11.19.2007

What I learned from Twitter This Week

I began tweeting in April 2006 at the Web 2.0 Expo and after a short hiatus have been back tweeting daily (I would say "religiously" but I've been attempting to avoid hyperbole lately). While my friends and co-workers can't for the life of them understand the appeal, or importance, of Twitter...frankly, I can't see how they can't. (One caveat here, I do have a mild obsession-- and even woke up one morning realizing that I had just been dreaming in tweets).

Twitter is where the conversations are, and has pretty much replaced my Google reader! Its like the back of the news room where everyone is chattering and thinking aloud and brainstorming before they actually post to their blogs. I used to say I'd read something in the blogosphere two days before it was in print--and a day before the print publication's online counterpart--and now I feel that I can get a sense of what will be in the blogosphere days before the posts go up via Twitter feeds. More than empirical information regarding business or blogging or 2.0...Twitter offers nuanced insight into the lives of others.

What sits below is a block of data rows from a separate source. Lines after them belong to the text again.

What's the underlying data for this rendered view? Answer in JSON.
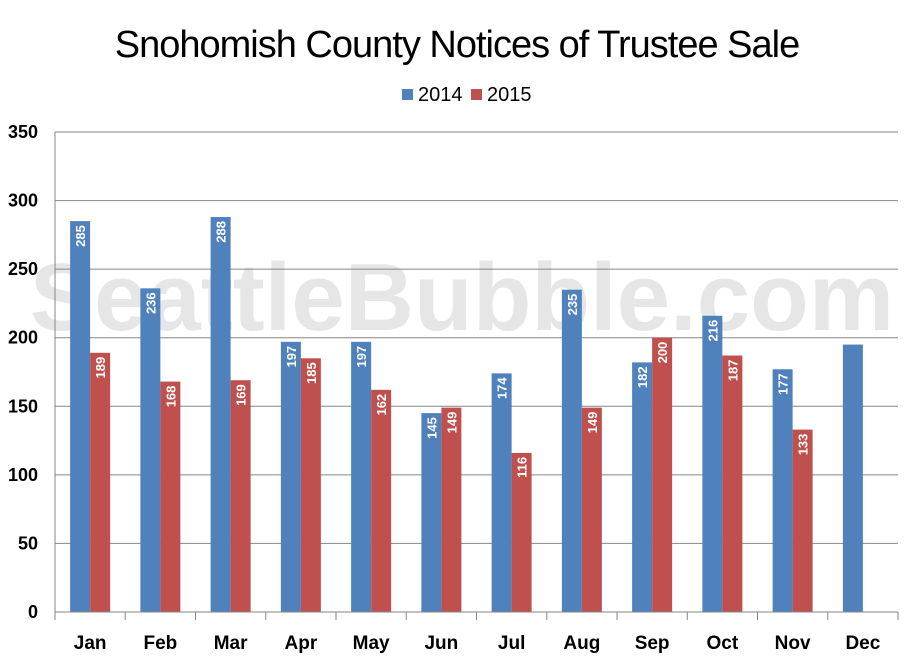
{
  "chart_data": {
    "type": "bar",
    "title": "Snohomish County Notices of Trustee Sale",
    "categories": [
      "Jan",
      "Feb",
      "Mar",
      "Apr",
      "May",
      "Jun",
      "Jul",
      "Aug",
      "Sep",
      "Oct",
      "Nov",
      "Dec"
    ],
    "series": [
      {
        "name": "2014",
        "color": "#4f81bd",
        "values": [
          285,
          236,
          288,
          197,
          197,
          145,
          174,
          235,
          182,
          216,
          177,
          195
        ]
      },
      {
        "name": "2015",
        "color": "#c0504d",
        "values": [
          189,
          168,
          169,
          185,
          162,
          149,
          116,
          149,
          200,
          187,
          133,
          null
        ]
      }
    ],
    "data_labels": {
      "2014": [
        "285",
        "236",
        "288",
        "197",
        "197",
        "145",
        "174",
        "235",
        "182",
        "216",
        "177",
        ""
      ],
      "2015": [
        "189",
        "168",
        "169",
        "185",
        "162",
        "149",
        "116",
        "149",
        "200",
        "187",
        "133",
        ""
      ]
    },
    "ylim": [
      0,
      350
    ],
    "yticks": [
      "0",
      "50",
      "100",
      "150",
      "200",
      "250",
      "300",
      "350"
    ],
    "xlabel": "",
    "ylabel": "",
    "grid": true,
    "legend_position": "top-center",
    "watermark": "SeattleBubble.com"
  }
}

This week, not only did I keep keep up with all the bloggers I normally read and find the usual information on Android and Facebook and Apple being anti-social, but I also found out that Allen Stern may be depressed, Max Kalehoff's kid had a birthday party, and Biz Stone was in a conference room at Oxford University. What does this information matter? Maybe it doesn't, but keying into the this kind of information from some of the most dynamic influencers in this ever-evolving communications landscape--surely is worth something in the bucket?



And this just noticed...Allen got a $20million offer for CenterNetworks? Really?

2 comments:

Anonymous said...

who said $20 million - I won't accept anything less than 21.2 million!

-- allen

Gavin Heaton said...

Dreaming in Tweets? Wow, that is serious.

Like anything, early adopters have to find the paths to engagement that will work for others. Sometimes it is fun, sometimes frustrating. But at least it is never boring.